Denial of service attacks present a major threat to the world, but we may be set to see it get much worse as IoT devices continue to flood the consumer market.
The term denial of service will strike fear into the hearts of many organisations and individuals that have been targeted by this kind of attack. Whether permanent or temporary disruption is caused by the attack, denial of service is when a hacker forces an internet-connected host to be unable to function.
A more high-profile variation of this form of attack is the distributed denial of service; a hacker channels an overwhelming volume of traffic toward its target from as many sources as possible.
This bombardment ultimately incapacitates the victim, left unable to barricade itself against the multitude of entry points, with customers or users of the target’s services also prevented from gaining access.
DoS and DDoS attacks are made all the more troubling by the fact that they are purely destructive, meaning that malicious intent is commonly behind the attacks. Over the years there have been examples of activism, blackmail and revenge as driving factors behind the launching of this kind of cyberattack.

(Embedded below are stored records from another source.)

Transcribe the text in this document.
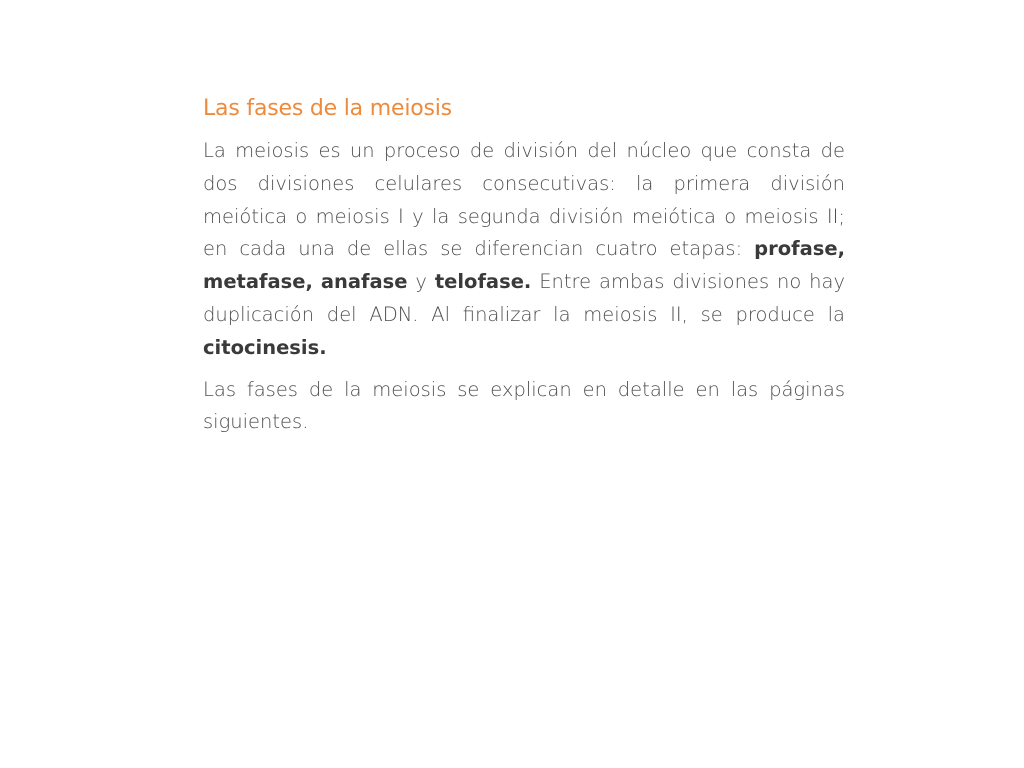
Las fases de la meiosis

La meiosis es un proceso de división del núcleo que consta de dos divisiones celulares consecutivas: la primera división meiótica o meiosis I y la segunda división meiótica o meiosis II; en cada una de ellas se diferencian cuatro etapas: profase, metafase, anafase y telofase. Entre ambas divisiones no hay duplicación del ADN. Al finalizar la meiosis II, se produce la citocinesis.

Las fases de la meiosis se explican en detalle en las páginas siguientes.
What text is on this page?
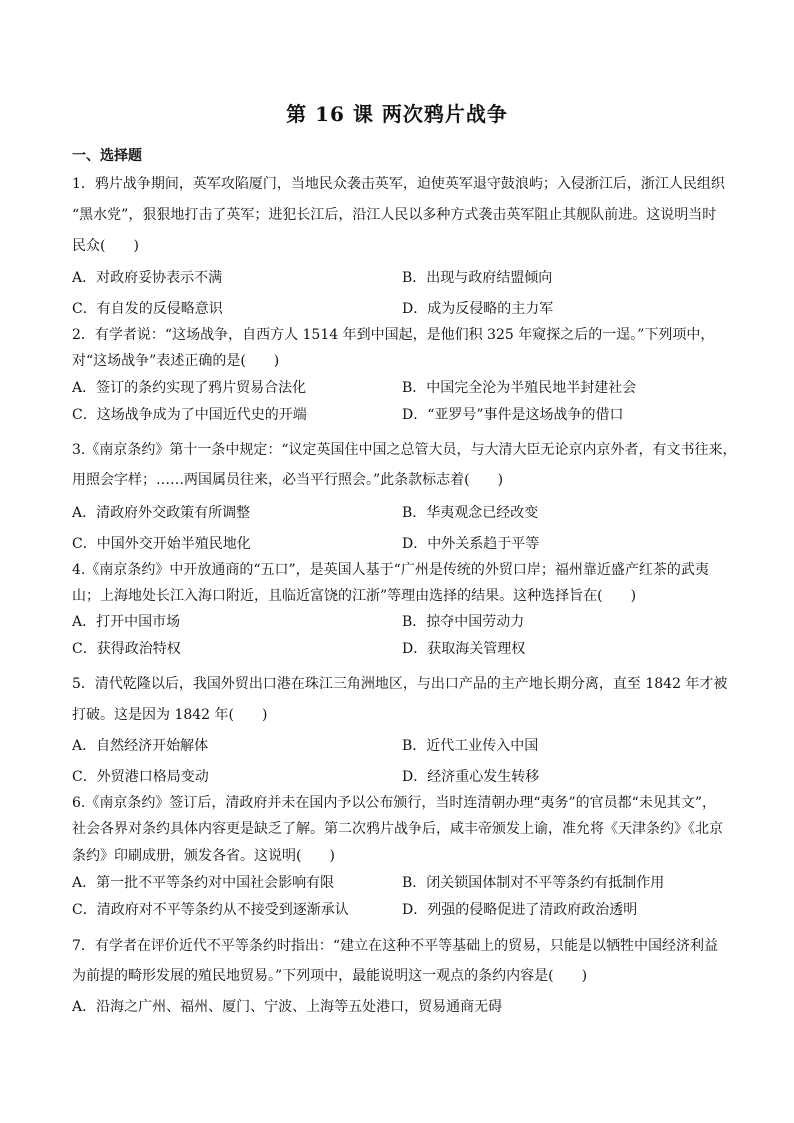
第 16 课 两次鸦片战争
一、选择题
1．鸦片战争期间，英军攻陷厦门，当地民众袭击英军，迫使英军退守鼓浪屿；入侵浙江后，浙江人民组织
“黑水党”，狠狠地打击了英军；进犯长江后，沿江人民以多种方式袭击英军阻止其舰队前进。这说明当时
民众(　　)
A．对政府妥协表示不满	B．出现与政府结盟倾向
C．有自发的反侵略意识	D．成为反侵略的主力军
2．有学者说：“这场战争，自西方人 1514 年到中国起，是他们积 325 年窥探之后的一逞。”下列项中，
对“这场战争”表述正确的是(　　)
A．签订的条约实现了鸦片贸易合法化	B．中国完全沦为半殖民地半封建社会
C．这场战争成为了中国近代史的开端	D．“亚罗号”事件是这场战争的借口
3.《南京条约》第十一条中规定：“议定英国住中国之总管大员，与大清大臣无论京内京外者，有文书往来，
用照会字样；……两国属员往来，必当平行照会。”此条款标志着(　　)
A．清政府外交政策有所调整	B．华夷观念已经改变
C．中国外交开始半殖民地化	D．中外关系趋于平等
4.《南京条约》中开放通商的“五口”，是英国人基于“广州是传统的外贸口岸；福州靠近盛产红茶的武夷
山；上海地处长江入海口附近，且临近富饶的江浙”等理由选择的结果。这种选择旨在(　　)
A．打开中国市场	B．掠夺中国劳动力
C．获得政治特权	D．获取海关管理权
5．清代乾隆以后，我国外贸出口港在珠江三角洲地区，与出口产品的主产地长期分离，直至 1842 年才被
打破。这是因为 1842 年(　　)
A．自然经济开始解体	B．近代工业传入中国
C．外贸港口格局变动	D．经济重心发生转移
6.《南京条约》签订后，清政府并未在国内予以公布颁行，当时连清朝办理“夷务”的官员都“未见其文”，
社会各界对条约具体内容更是缺乏了解。第二次鸦片战争后，咸丰帝颁发上谕，准允将《天津条约》《北京
条约》印刷成册，颁发各省。这说明(　　)
A．第一批不平等条约对中国社会影响有限	B．闭关锁国体制对不平等条约有抵制作用
C．清政府对不平等条约从不接受到逐渐承认	D．列强的侵略促进了清政府政治透明
7．有学者在评价近代不平等条约时指出：“建立在这种不平等基础上的贸易，只能是以牺牲中国经济利益
为前提的畸形发展的殖民地贸易。”下列项中，最能说明这一观点的条约内容是(　　)
A．沿海之广州、福州、厦门、宁波、上海等五处港口，贸易通商无碍
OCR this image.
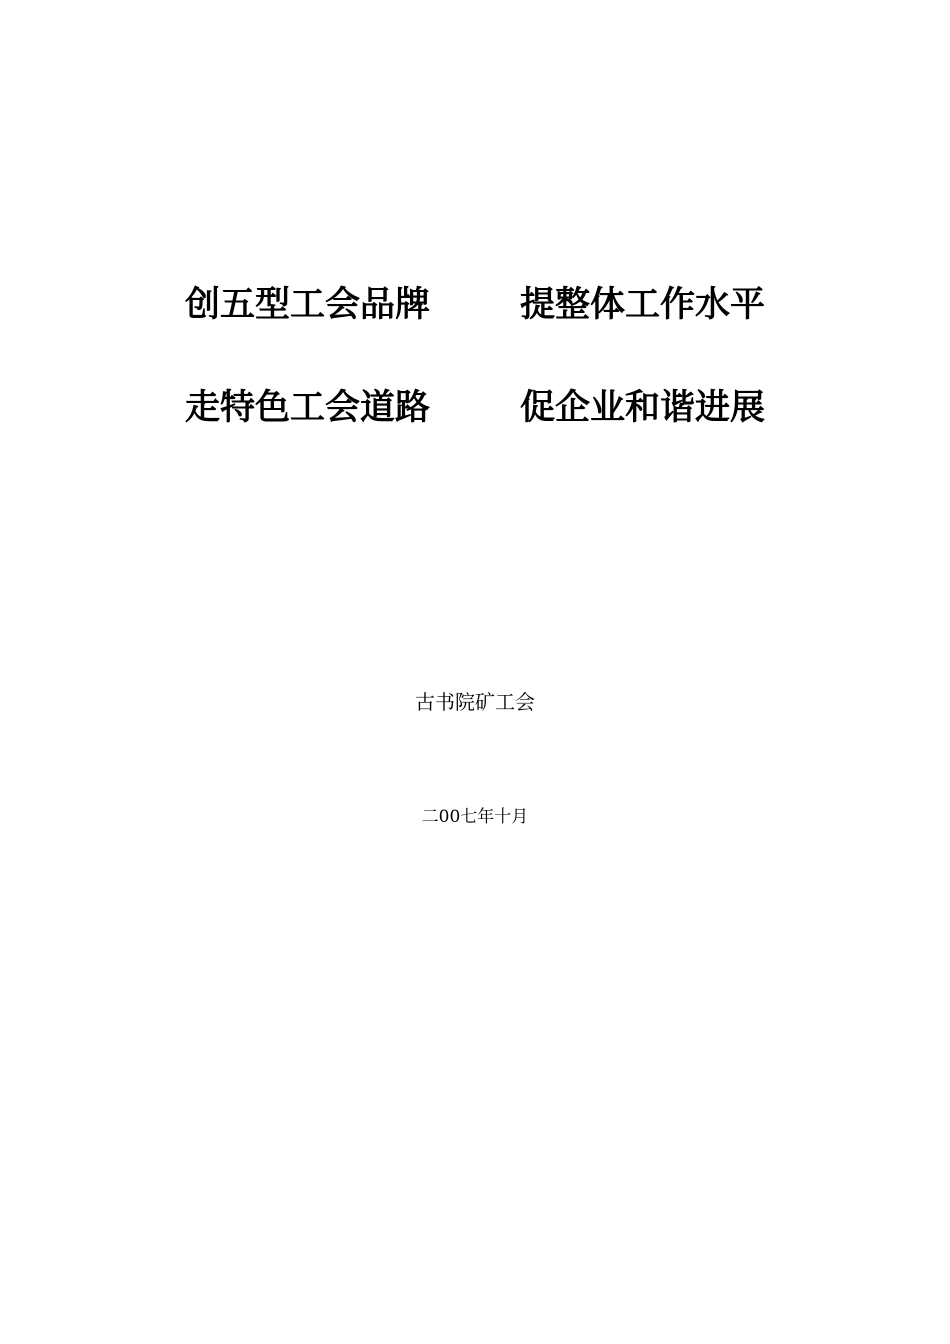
创五型工会品牌	提整体工作水平
走特色工会道路	促企业和谐进展
古书院矿工会
二00七年十月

CBR is setting out to look inside the world of denial of service attacks, to find out how they are orchestrated, the damage they have been known to do, and what we can expect from this fearsome form of attack in the near and more distant future.
How to launch one
You might think that the planning stages behind these attacks are extensive, but really not a great deal of forethought is required to launch a dangerous denial of service attack.
Once you have honed in your target system, locating open ports or vulnerabilities in the target is the next important step in the process. Prime targets could be email servers, DNS servers or Web servers, given the likelihood that incoming connection requests will be accepted.
Now that these basics have been established, just a pure brute force approach to drowning the target with traffic remains, but this step is not always quite that simple. For success, the attacker must be able to summon up enough traffic to hit the target with to deny it of service.
Making complex DNS queries at an extremely high rate could be enough to make weaker systems suffer and fall into the hands of your attack, but many targets will be able to stand up to this simplistic method.
This is not the only option however, especially if you are able to tap into the destructive power of an army of zombies. In this sense, a zombie is a device enslaved by a hacker to be used as part of the attack, a single device is not enough to generate a sizeable enough attack on its own to cause a denial of service. Here we have touched on a deadly combination, entering into the world of botnets, a network of hijacked devices that can be used in sync to deliver a crushing blow with an unstoppable torrent of traffic.
This army of devices brought together by an attacker to generate overwhelming traffic is not comprised solely of computers. In fact, mobile devices, servers, PCs or internet of things devices can be enslaved for malicious purposes, but it is this last example that is set to be the harbinger of a new era of powerful DDoS attacks.
IoT devices are flooding into the consumer market while also being used increasingly within industry, and while manufacturers gleefully tend to the demand for everything to be connected, security professionals shudder at the prospect of the tinderbox scenario.
IT security experts are often highly concerned by the negligence of manufacturers when equipping these mass produced devices with security that can stand up to modern threats, meaning that hackers can go unchecked as they secretly harness more and more devices.
Towards the end of 2017, researchers claimed to have discovered a frightening behemoth of a botnet that they believed at the time could have infected over a million IoT devices. Cameras stood out among the devices involved, and perhaps more worrying were the similarities it bore to the notorious Mirai botnet.
The massive botnet has been given the name ‘Reaper’, an apt name given that it does not rely on subtlety for attacks, instead working by hijacking and using its vast power directly against its victims. Not yet slowed or defeated, the Reaper botnet is a glimpse of the monster we may be creating by excitedly connecting devices to the internet; some professionals have even considered this botnet big enough to kill the internet.
How to defend against it
You will stand a vastly improved chance of avoiding the destructive power of a denial of service attacks by leveraging these methods of defence. Firstly, it could prove very beneficial to use statistical patterns and filter illegitimate traffic.
Honeypots are also a way of protecting your organisation that are increasing in popularity as it becomes harder and harder to guarantee that you have not been breached. As the name suggests, these attack rely on dummy servers to give away the presence and activity of an attacker, with the honeypot inaccessible to customers. This form of defence is included in the Gartner top strategic trends prediction for 2018, looking at this method as a key to better protection in 2018.
Another reliable form of mitigation is throttling, this allows an organisation to control a maximum level of traffic flow, preventing a system being forced to its limits by a sudden violent spike to traffic. Also known as rate-limiting, the method could also prove useful for identifying attacks for heightened protection in the future.